Seine Frau und sein Sohn besuchten ihn an Heiligabend, nachdem sie sich gegenüber den vier Mächten in West-Berlin verpflichtet hatten, nicht über ihren Besuch zu sprechen. Aber Wolf Hess sagte gestern: „Ich weiß nicht, ob er weiß, was ich tue. Aber ich glaube nicht, dass er davon erfahren wird. Er darf vier Zeitungen lesen, aber alles, was ihn oder Spandau betrifft, wird herausgeschnitten.“
Alleine aus humanitären Gründen sollte er freigelassen werden – Herr Wolf Hess
Weitere Besuche
Rudolf Hess weigerte sich, seinen Sohn zu sehen, als er als Kind während der Nürnberger Kriegstribunale zu ihm gebracht wurde. Hess weigerte sich auch, seine Familie während der ganzen Zeit, die er in Spandau war, zu sehen, da er so in Erinnerung bleiben wollte, wie er während seiner Zeit an der Macht war. Es gab keine Besuche, bis auf den einen im Krankenhaus an Heiligabend. Weitere Besuche – eine halbe Stunde jeden Monat – werden folgen, vorausgesetzt, Herr Hess und seine Mutter sprechen mit niemandem darüber.
Aber der Eindruck des Wiedersehens war groß genug für Herrn Hess, um seine Kampagne für die Freiheit seines Vaters zu starten. „Allein aus humanitären Gründen sollte er freigelassen werden“, sagte er bei einer improvisierten Pressekonferenz vor dem Außenministerium. „Und jetzt ist er im Krankenhaus, auch aus medizinischen Gründen.“
Die Hauptunterstützung für die „Freilassungs“-Kampagne in diesem Land kommt von Herrn Airey Neave, konservativer Abgeordneter für Abingdon, der Herrn Thomson gestern auch gesehen hat. Herr Neave, der in Deutschland in Kriegsgefangenschaft war, war später der Offizier, der die Kriegsverbrecher-Anklage gegen Heß zustellte.
‚Zufrieden‘
Er sagte anschließend, er sei zufrieden, dass die britische Regierung Hess freilassen wolle. Herr Thomson habe seinen Vorschlägen zugestimmt, dass ein deutscher Chirurg eine unabhängige Untersuchung von Hess durchführen solle und dass Frau
Hess besser über den Zustand ihres Mannes informiert werden solle.
„Das ist menschlich zu weit gegangen. Es ist zu einem Gezerre um den Körper von Hess geworden“, sagte Herr Neave.

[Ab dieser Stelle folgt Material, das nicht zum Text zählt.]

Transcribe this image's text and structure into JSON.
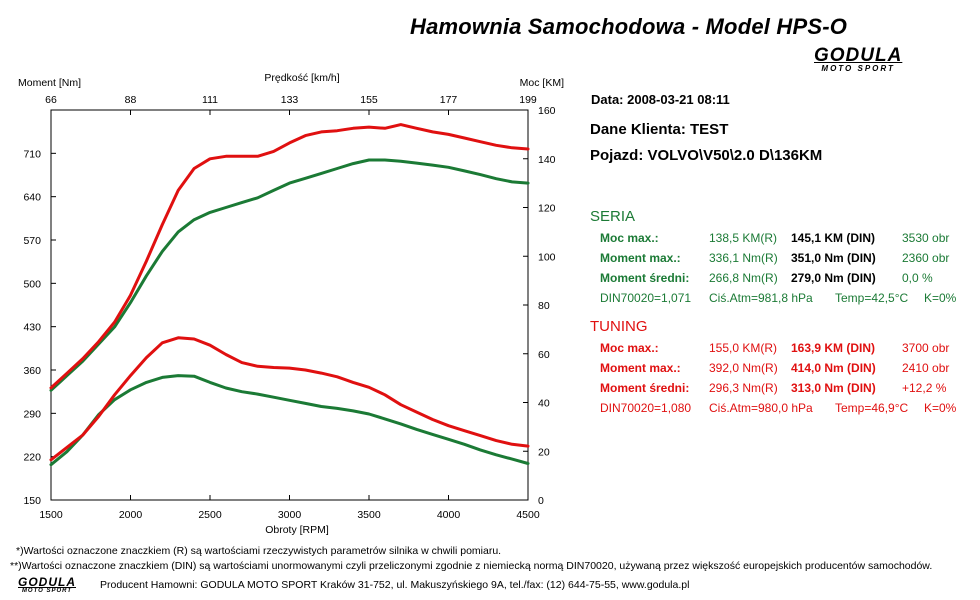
{
  "header": {
    "title": "Hamownia Samochodowa   -   Model HPS-O",
    "logo": {
      "word": "GODULA",
      "sub": "MOTO SPORT"
    }
  },
  "info": {
    "date": "Data: 2008-03-21  08:11",
    "client": "Dane Klienta: TEST",
    "vehicle": "Pojazd: VOLVO\\V50\\2.0 D\\136KM"
  },
  "seria": {
    "title": "SERIA",
    "color": "#1b7a35",
    "rows": [
      {
        "label": "Moc max.:",
        "r": "138,5 KM(R)",
        "din": "145,1 KM (DIN)",
        "extra": "3530 obr"
      },
      {
        "label": "Moment max.:",
        "r": "336,1 Nm(R)",
        "din": "351,0 Nm (DIN)",
        "extra": "2360 obr"
      },
      {
        "label": "Moment średni:",
        "r": "266,8 Nm(R)",
        "din": "279,0 Nm (DIN)",
        "extra": "0,0 %"
      }
    ],
    "footer": {
      "din": "DIN70020=1,071",
      "atm": "Ciś.Atm=981,8 hPa",
      "temp": "Temp=42,5°C",
      "k": "K=0%"
    }
  },
  "tuning": {
    "title": "TUNING",
    "color": "#e01010",
    "rows": [
      {
        "label": "Moc max.:",
        "r": "155,0 KM(R)",
        "din": "163,9 KM (DIN)",
        "extra": "3700 obr"
      },
      {
        "label": "Moment max.:",
        "r": "392,0 Nm(R)",
        "din": "414,0 Nm (DIN)",
        "extra": "2410 obr"
      },
      {
        "label": "Moment średni:",
        "r": "296,3 Nm(R)",
        "din": "313,0 Nm (DIN)",
        "extra": "+12,2 %"
      }
    ],
    "footer": {
      "din": "DIN70020=1,080",
      "atm": "Ciś.Atm=980,0 hPa",
      "temp": "Temp=46,9°C",
      "k": "K=0%"
    }
  },
  "footnotes": {
    "note1": "*)Wartości oznaczone znaczkiem (R) są wartościami rzeczywistych parametrów silnika w chwili pomiaru.",
    "note2": "**)Wartości oznaczone znaczkiem (DIN) są wartościami unormowanymi czyli przeliczonymi zgodnie z niemiecką normą DIN70020, używaną przez większość europejskich producentów samochodów.",
    "producer": "Producent Hamowni: GODULA MOTO SPORT Kraków 31-752, ul. Makuszyńskiego 9A, tel./fax: (12) 644-75-55, www.godula.pl"
  },
  "chart_data": {
    "type": "line",
    "xlabel": "Obroty [RPM]",
    "top_xlabel": "Prędkość [km/h]",
    "ylabel_left": "Moment [Nm]",
    "ylabel_right": "Moc [KM]",
    "xlim": [
      1500,
      4500
    ],
    "ylim_left": [
      150,
      780
    ],
    "ylim_right": [
      0,
      160
    ],
    "x_ticks": [
      "1500",
      "2000",
      "2500",
      "3000",
      "3500",
      "4000",
      "4500"
    ],
    "y_ticks_left": [
      "150",
      "220",
      "290",
      "360",
      "430",
      "500",
      "570",
      "640",
      "710"
    ],
    "y_ticks_right": [
      "0",
      "20",
      "40",
      "60",
      "80",
      "100",
      "120",
      "140",
      "160"
    ],
    "top_ticks": [
      "66",
      "88",
      "111",
      "133",
      "155",
      "177",
      "199"
    ],
    "grid": false,
    "series": [
      {
        "name": "SERIA",
        "axis": "right",
        "color": "#1b7a35",
        "x": [
          1500,
          1600,
          1700,
          1800,
          1900,
          2000,
          2100,
          2200,
          2300,
          2400,
          2500,
          2600,
          2700,
          2800,
          2900,
          3000,
          3100,
          3200,
          3300,
          3400,
          3500,
          3600,
          3700,
          3800,
          3900,
          4000,
          4100,
          4200,
          4300,
          4400,
          4500
        ],
        "y": [
          45,
          51,
          57,
          64,
          71,
          81,
          92,
          102,
          110,
          115,
          118,
          120,
          122,
          124,
          127,
          130,
          132,
          134,
          136,
          138,
          139.5,
          139.5,
          139,
          138.2,
          137.4,
          136.5,
          135,
          133.5,
          131.8,
          130.5,
          130
        ]
      },
      {
        "name": "TUNING",
        "axis": "right",
        "color": "#e01010",
        "x": [
          1500,
          1600,
          1700,
          1800,
          1900,
          2000,
          2100,
          2200,
          2300,
          2400,
          2500,
          2600,
          2700,
          2800,
          2900,
          3000,
          3100,
          3200,
          3300,
          3400,
          3500,
          3600,
          3700,
          3800,
          3900,
          4000,
          4100,
          4200,
          4300,
          4400,
          4500
        ],
        "y": [
          46,
          52,
          58,
          65,
          73,
          84,
          98,
          113,
          127,
          136,
          140,
          141,
          141,
          141,
          143,
          146.5,
          149.5,
          151,
          151.5,
          152.5,
          153,
          152.5,
          154,
          152.5,
          151,
          150,
          148.5,
          147,
          145.5,
          144.5,
          144
        ]
      },
      {
        "name": "SERIA",
        "axis": "left",
        "color": "#1b7a35",
        "x": [
          1500,
          1600,
          1700,
          1800,
          1900,
          2000,
          2100,
          2200,
          2300,
          2400,
          2500,
          2600,
          2700,
          2800,
          2900,
          3000,
          3100,
          3200,
          3300,
          3400,
          3500,
          3600,
          3700,
          3800,
          3900,
          4000,
          4100,
          4200,
          4300,
          4400,
          4500
        ],
        "y": [
          207,
          228,
          255,
          288,
          312,
          328,
          340,
          348,
          351,
          350,
          340,
          331,
          325,
          321,
          316,
          311,
          306,
          301,
          298,
          294,
          289,
          281,
          273,
          264,
          256,
          248,
          240,
          231,
          223,
          216,
          209
        ]
      },
      {
        "name": "TUNING",
        "axis": "left",
        "color": "#e01010",
        "x": [
          1500,
          1600,
          1700,
          1800,
          1900,
          2000,
          2100,
          2200,
          2300,
          2400,
          2500,
          2600,
          2700,
          2800,
          2900,
          3000,
          3100,
          3200,
          3300,
          3400,
          3500,
          3600,
          3700,
          3800,
          3900,
          4000,
          4100,
          4200,
          4300,
          4400,
          4500
        ],
        "y": [
          215,
          235,
          255,
          285,
          320,
          351,
          380,
          404,
          412,
          410,
          400,
          385,
          372,
          366,
          364,
          363,
          360,
          355,
          349,
          340,
          332,
          320,
          304,
          292,
          280,
          270,
          262,
          254,
          246,
          240,
          237
        ]
      }
    ]
  }
}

Ein russischer Arzt hat gesagt, dass keine Operation notwendig ist, aber britische, amerikanische und französische Ärzte haben gesagt, dass eine Operation notwendig sein könnte. Herr Neave glaubt, dass die russische Diagnose mehr politisch als medizinisch war, und möchte, dass Professor Rudolf Zenker aus München die unabhängige Untersuchung durchführt.
Truppen der vier Besatzungsmächte bewachen abwechselnd Spandau, das bis November Hess als einzigen Gefangenen hatte. Da Hess jetzt im Krankenhaus liegt, wechseln sich die Truppen monatelang ab, um 600 leere Zellen zu bewachen. Aber wenn eine dauerhafte Entscheidung getroffen wird, Hess freizulassen oder ihn im Krankenhaus zu behalten, werden die Russen keinen Grund mehr haben, Spandau zu bewachen – und würden damit ihr einziges Standbein in West-Berlin verlieren.
Hess wurde von Kriegsverbrechen freigesprochen, aber wegen Verbrechen gegen den Frieden verurteilt.
Rudolf Hess wurde nie aus dem Gefängnis Spandau entlassen und starb dort 1987 im Alter von 93 Jahren.